Windows 11 Device Encryption not working after dual boot

Question

First I installed Windows, I turned on Secure Boot and checked in System Information that the PCR7 Configuration was OK and that Device Encryption Support was ready to be enabled. Then I installed Ubuntu as dual boot (following https://www.mikekasberg.com/blog/2024/05/20/dual-boot-ubuntu-24-04-and-windows-with-encryption.html).

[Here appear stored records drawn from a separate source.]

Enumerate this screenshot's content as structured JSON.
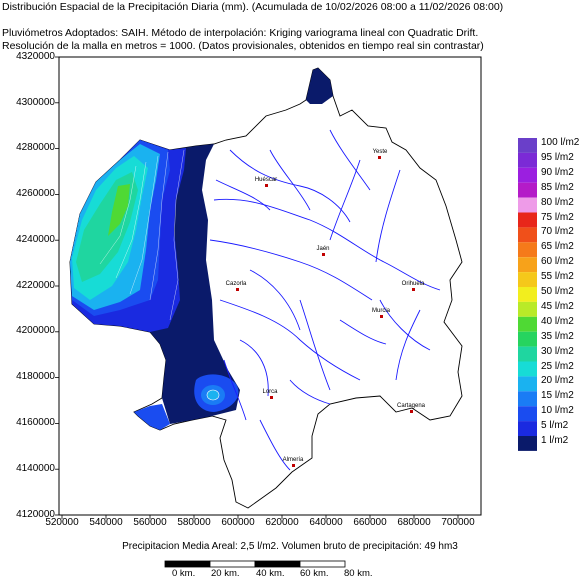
{
  "header": {
    "title": "Distribución Espacial de la Precipitación Diaria (mm). (Acumulada de 10/02/2026 08:00 a 11/02/2026 08:00)",
    "line2": "Pluviómetros Adoptados: SAIH.  Método de interpolación: Kriging variograma lineal con Quadratic Drift.",
    "line3": "Resolución de la malla en metros = 1000. (Datos provisionales, obtenidos en tiempo real sin contrastar)"
  },
  "axes": {
    "y_ticks": [
      "4320000",
      "4300000",
      "4280000",
      "4260000",
      "4240000",
      "4220000",
      "4200000",
      "4180000",
      "4160000",
      "4140000",
      "4120000"
    ],
    "x_ticks": [
      "520000",
      "540000",
      "560000",
      "580000",
      "600000",
      "620000",
      "640000",
      "660000",
      "680000",
      "700000"
    ]
  },
  "legend": {
    "items": [
      {
        "label": "100 l/m2",
        "color": "#6a3fc9"
      },
      {
        "label": "95 l/m2",
        "color": "#7b2ad6"
      },
      {
        "label": "90 l/m2",
        "color": "#9b1fe0"
      },
      {
        "label": "85 l/m2",
        "color": "#b41bc8"
      },
      {
        "label": "80 l/m2",
        "color": "#ee9be8"
      },
      {
        "label": "75 l/m2",
        "color": "#e8261a"
      },
      {
        "label": "70 l/m2",
        "color": "#f0501a"
      },
      {
        "label": "65 l/m2",
        "color": "#f57a1a"
      },
      {
        "label": "60 l/m2",
        "color": "#f7a21a"
      },
      {
        "label": "55 l/m2",
        "color": "#f5c81a"
      },
      {
        "label": "50 l/m2",
        "color": "#f2ee1e"
      },
      {
        "label": "45 l/m2",
        "color": "#b9ea28"
      },
      {
        "label": "40 l/m2",
        "color": "#4fd934"
      },
      {
        "label": "35 l/m2",
        "color": "#26d45f"
      },
      {
        "label": "30 l/m2",
        "color": "#1fd6a0"
      },
      {
        "label": "25 l/m2",
        "color": "#17dcd6"
      },
      {
        "label": "20 l/m2",
        "color": "#1ab2f0"
      },
      {
        "label": "15 l/m2",
        "color": "#1a7cf5"
      },
      {
        "label": "10 l/m2",
        "color": "#1a4cf0"
      },
      {
        "label": "5 l/m2",
        "color": "#1a2ae0"
      },
      {
        "label": "1 l/m2",
        "color": "#0a1a6a"
      }
    ]
  },
  "footer": {
    "summary": "Precipitacion Media Areal: 2,5 l/m2. Volumen bruto de precipitación: 49 hm3"
  },
  "scale_bar": {
    "labels": [
      "0 km.",
      "20 km.",
      "40 km.",
      "60 km.",
      "80 km."
    ]
  },
  "cities": [
    {
      "name": "Yeste"
    },
    {
      "name": "Huéscar"
    },
    {
      "name": "Jaén"
    },
    {
      "name": "Cazorla"
    },
    {
      "name": "Orihuela"
    },
    {
      "name": "Murcia"
    },
    {
      "name": "Lorca"
    },
    {
      "name": "Cartagena"
    },
    {
      "name": "Almería"
    }
  ]
}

However, now I am back in Windows it says "Binding Not Possible" and "PCR7 binding is not supported, Un-Allowed DMA capable bus/debive(s) detected, WinRE is not configured. (I got the same before installing Ubuntu but I resolved it by enabling Secure boot. But I checked and Secure Boot State is still On so this time that is not responsible.

How can I resolve this so that I can encrypt also my Windows partition?

Answer 1

The error message

"PCR7 binding is not supported, Un-Allowed DMA capable bus/debive(s) detected, WinRE is not configured."

Is not very useful as it doesn't really point at the real culprit which is the fact that I booted into Windows from grub rather than straight from UEFI -> Windows Boot Manager. Apparently Device Encryption does not allow this see this answer to a related question. With the more advanced Bitlocker available in Pro and Enterprise there are more advanced configurations possible but with Windows 11 Home it seems we are forced to boot from UEFI. So in practice this will mean a mild annoyance as in order to boot to Windows we need to boot through the One-Time-Boot Menu (e.g. often opened by typing F12 at the right moment at the start of booting). Indeed once I did this PCR7 Binding was supported as well as Device Encryption.